What is supervised learning

They mask object embeddings, and train the model to infer the content of the masked object representations using its knowledge of unmasked objects.
They designed six different masking schemes, which is different from original BERT masking scheme because BERT masking scheme only fits word tokens

What is their result

As we can see, self attention mechanism is super important in their model. In the ablation study, the performance of Aloe model without self-attention will significantly decrease.
This means that self-attention mechanism is really essential in answering dynamic visual reasoning questions

Their assumptions to break

A guiding motivation for the design of Aloe is the converging evidence for the value of self-attention mechanisms operating on a finite sequences of discrete entities. – The author

Our model relies on three key aspect: 1. Self-attention to effectively integrate information over time 2. … – The author

I do believe that this paper lacks the detail analysis about how attention mechanism solves the reasoning task.

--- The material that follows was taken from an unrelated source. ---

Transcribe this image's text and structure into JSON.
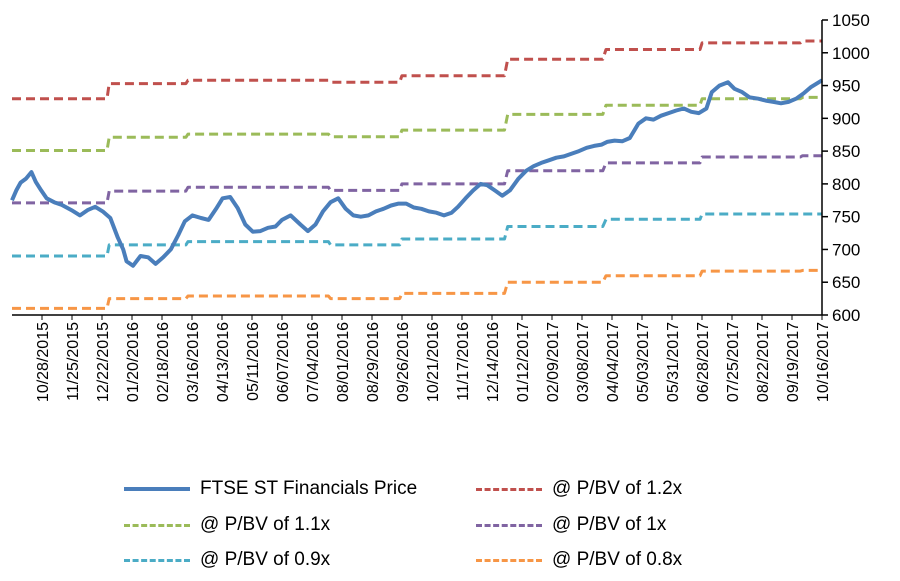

In our basic understanding, attention mechanism would only extract association relationship knowledge. Essentially, attention mechanism was to permit the decoder to utilise the most relevant parts of the input sequence in a flexible manner, by a weighted combination of all of the encoded input vectors, with the most relevant vectors being attributed the highest weights. – Stefania Cristina

There is a conflict between this paper’s result and a common assumption that “statistical machine learning struggles with causality”

There must be more to examine rather than simply saying “Self-attention is good because it effectively integrates information over time”